Rebuilding Foundations

An exploration of international development work in Africa


Yesterday, I finally had my first run-in with a highwayman.  Well, that’s what I call them.  I suppose most people here call them petty thieves.

I was driving to Ultimate Frisbee at 6pm, as usual, but my route was different because we were playing at a different field than normal.  The fields were only 10 minutes away from my place and my path took me through the northern end of Hillbrow.  No big deal – I drive this way to work every day.

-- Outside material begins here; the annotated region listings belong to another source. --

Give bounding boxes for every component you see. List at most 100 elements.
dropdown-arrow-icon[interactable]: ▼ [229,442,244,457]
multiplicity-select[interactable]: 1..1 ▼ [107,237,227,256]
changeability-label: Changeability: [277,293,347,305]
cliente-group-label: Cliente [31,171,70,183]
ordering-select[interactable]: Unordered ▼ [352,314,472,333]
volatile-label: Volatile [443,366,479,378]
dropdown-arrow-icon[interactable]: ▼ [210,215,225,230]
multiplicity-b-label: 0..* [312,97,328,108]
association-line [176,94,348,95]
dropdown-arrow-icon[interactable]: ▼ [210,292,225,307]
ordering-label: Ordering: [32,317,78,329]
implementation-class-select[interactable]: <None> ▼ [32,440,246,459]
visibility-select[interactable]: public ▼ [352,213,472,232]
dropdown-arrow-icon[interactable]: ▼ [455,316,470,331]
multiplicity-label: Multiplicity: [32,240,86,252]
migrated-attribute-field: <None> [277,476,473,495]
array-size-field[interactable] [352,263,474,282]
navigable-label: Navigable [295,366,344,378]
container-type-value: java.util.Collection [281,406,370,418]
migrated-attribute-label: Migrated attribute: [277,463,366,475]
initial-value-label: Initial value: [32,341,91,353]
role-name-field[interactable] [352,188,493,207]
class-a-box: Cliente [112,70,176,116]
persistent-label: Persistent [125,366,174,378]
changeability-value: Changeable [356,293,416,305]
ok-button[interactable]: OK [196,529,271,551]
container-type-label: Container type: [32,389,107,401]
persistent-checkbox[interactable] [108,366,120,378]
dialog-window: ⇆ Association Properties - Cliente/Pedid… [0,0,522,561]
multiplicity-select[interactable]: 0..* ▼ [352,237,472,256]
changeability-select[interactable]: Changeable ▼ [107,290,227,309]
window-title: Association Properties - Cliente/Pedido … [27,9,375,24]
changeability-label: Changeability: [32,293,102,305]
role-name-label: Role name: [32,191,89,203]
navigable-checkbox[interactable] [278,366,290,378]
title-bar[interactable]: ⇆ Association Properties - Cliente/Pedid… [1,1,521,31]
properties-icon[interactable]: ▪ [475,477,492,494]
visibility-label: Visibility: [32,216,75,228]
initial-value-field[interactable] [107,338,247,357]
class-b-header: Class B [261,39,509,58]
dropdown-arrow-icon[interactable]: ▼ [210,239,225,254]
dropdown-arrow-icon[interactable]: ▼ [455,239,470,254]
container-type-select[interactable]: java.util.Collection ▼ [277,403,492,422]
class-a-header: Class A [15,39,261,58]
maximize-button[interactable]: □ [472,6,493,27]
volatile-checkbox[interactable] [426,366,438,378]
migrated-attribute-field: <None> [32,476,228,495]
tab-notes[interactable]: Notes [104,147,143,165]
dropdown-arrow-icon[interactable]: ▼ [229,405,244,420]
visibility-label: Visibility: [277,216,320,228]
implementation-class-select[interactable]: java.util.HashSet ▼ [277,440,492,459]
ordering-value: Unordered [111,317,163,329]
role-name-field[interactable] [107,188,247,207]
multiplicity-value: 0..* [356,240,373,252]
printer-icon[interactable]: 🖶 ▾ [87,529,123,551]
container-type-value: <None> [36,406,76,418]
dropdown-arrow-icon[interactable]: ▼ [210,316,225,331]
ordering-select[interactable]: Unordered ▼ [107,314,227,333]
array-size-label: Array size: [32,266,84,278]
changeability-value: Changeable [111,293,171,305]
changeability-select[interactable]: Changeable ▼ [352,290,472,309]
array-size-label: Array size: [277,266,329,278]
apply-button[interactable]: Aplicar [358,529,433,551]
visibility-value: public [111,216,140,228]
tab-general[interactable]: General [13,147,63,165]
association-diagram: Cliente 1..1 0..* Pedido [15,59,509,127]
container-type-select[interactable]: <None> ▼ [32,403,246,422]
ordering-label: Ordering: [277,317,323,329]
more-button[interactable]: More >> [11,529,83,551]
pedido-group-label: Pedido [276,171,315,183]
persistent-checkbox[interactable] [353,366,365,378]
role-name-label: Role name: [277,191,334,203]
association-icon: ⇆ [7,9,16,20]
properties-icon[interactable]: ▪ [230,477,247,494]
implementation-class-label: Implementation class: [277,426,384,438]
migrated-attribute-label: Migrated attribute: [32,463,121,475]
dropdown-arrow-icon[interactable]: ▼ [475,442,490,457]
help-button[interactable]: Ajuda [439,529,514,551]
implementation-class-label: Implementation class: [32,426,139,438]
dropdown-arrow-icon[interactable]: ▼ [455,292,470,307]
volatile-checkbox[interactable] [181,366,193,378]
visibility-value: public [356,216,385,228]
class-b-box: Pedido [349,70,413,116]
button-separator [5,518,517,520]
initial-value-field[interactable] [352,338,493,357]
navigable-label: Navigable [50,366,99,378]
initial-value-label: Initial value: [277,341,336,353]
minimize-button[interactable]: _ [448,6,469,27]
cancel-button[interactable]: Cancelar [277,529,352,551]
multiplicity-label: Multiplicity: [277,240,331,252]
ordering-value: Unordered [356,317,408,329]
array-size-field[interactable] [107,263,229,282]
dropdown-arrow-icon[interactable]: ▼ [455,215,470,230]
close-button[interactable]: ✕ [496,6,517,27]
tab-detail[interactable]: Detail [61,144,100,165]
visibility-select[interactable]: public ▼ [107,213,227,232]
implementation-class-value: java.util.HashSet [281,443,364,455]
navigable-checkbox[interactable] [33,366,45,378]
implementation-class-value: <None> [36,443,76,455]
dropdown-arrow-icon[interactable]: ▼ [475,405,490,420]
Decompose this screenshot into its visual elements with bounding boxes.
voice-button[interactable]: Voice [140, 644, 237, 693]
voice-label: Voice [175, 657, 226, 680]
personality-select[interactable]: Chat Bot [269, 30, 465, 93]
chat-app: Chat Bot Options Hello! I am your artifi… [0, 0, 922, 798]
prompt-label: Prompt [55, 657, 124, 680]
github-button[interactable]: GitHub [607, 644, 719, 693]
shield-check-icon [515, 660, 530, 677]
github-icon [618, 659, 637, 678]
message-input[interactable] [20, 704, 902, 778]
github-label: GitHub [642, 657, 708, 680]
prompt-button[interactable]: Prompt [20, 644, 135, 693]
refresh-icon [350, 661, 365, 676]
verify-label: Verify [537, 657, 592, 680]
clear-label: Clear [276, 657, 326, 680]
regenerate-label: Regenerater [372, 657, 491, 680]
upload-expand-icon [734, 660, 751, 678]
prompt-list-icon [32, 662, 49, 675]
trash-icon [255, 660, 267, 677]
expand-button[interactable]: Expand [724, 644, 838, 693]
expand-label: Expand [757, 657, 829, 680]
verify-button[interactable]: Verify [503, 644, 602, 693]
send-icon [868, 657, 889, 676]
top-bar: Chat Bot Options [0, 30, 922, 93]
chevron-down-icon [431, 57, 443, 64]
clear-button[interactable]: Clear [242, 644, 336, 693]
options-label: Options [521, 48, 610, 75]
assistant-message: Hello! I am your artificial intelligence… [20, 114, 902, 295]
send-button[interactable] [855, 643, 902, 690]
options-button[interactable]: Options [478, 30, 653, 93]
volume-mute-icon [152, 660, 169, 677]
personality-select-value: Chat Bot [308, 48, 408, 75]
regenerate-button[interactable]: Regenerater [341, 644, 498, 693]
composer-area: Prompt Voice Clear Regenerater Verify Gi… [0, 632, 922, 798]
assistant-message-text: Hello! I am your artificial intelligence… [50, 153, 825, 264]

I had my window down about 2 inches with the music blaring – typical.  I was stopped at a busy intersection when a man came over, rested his hand on my open window and said something.  I couldn’t hear him because my music was so loud, but I assumed he was asking for change.  There are beggars at almost every major intersection here.

“No, sorry,” I glanced his way then looked ahead again.

He stood his ground and repeated himself.

I glared at him.  I didn’t the way he stood so close to my car, in my personal space.  I turned down the volume of my music and said, obviously annoyed, “What?

He seemed a bit thrown off by my attitude, but he repeated, “Give me your fucking phone!”

“Oh!” I was surprised.  I glanced around my car, but I always keep my stuff in the trunk.

“Oh… I don’t have my phone with me.”  In my shock, my tone was apologetic.  Now that I was looking at him, I realized he was better dressed than the typical beggar.  He was also leaning forward authoritatively, his hand in his pocket like he was pretending to conceal a gun.  But I wasn’t scared.  He was acting more like a guy bored with his job than someone who intended me harm.

“Ok.  Sharp.” He walked away.  His hands and body language showed that he didn’t have a weapon, after all.

(“Sharp” means “thumbs up.”  You use it in a sentence like “Thanks!  Bye!  Sharp sharp.”  So essentially he tried to mug me, then gave me the thumbs up when he failed.)

“Bye, man.” I responded automatically.

The light turned green and I drove away.

As I continued driving, I wondered what I should do.  Should I pull over and call the police?  But what were the street names of that intersection?  Furthermore, would the police care?  Would they get there fast enough to catch him before he stole a phone and left?  I didn’t have the number for the cops anyway.  Should I call someone else and tell them to call the police?  Who would know?  Who would know who wouldn’t give me a lecture on safety or that I haven’t already bothered with my problems?

In the end, I continued driving to Ultimate and didn’t tell anyone about what happened.  I was still processing it.  As you can probably guess, though, I didn’t play very well.

I felt a bit unsettled, to say the least.  I kept thinking about a news story from the previous week in which a man had his phone snatched out of his hand during afternoon traffic on the highway.  He got out of his car, leaving his wife in the passenger seat, and chased the thief.  The man was found later, stoned and beaten to death.

As I wrote above, I didn’t feel like my bandit was dangerous.  On the other hand, neither did the other man feel in unsafe and look what at happened to him.

In conclusion, I’ve decided to treat the incident like a mini-lesson.  Here are the take-away points in case any of you ever drive around Jozi:

1. Don’t open your windows, especially when driving through dodgy areas.
2. Keep the local police number in your phone.
3. Never get out of your vehicle.
4. Keep your stuff in your trunk.
5. Turn down the music.  I probably damage my ears every time I drive.

People have told me all these things before, but thought I’d reiterate them anyways.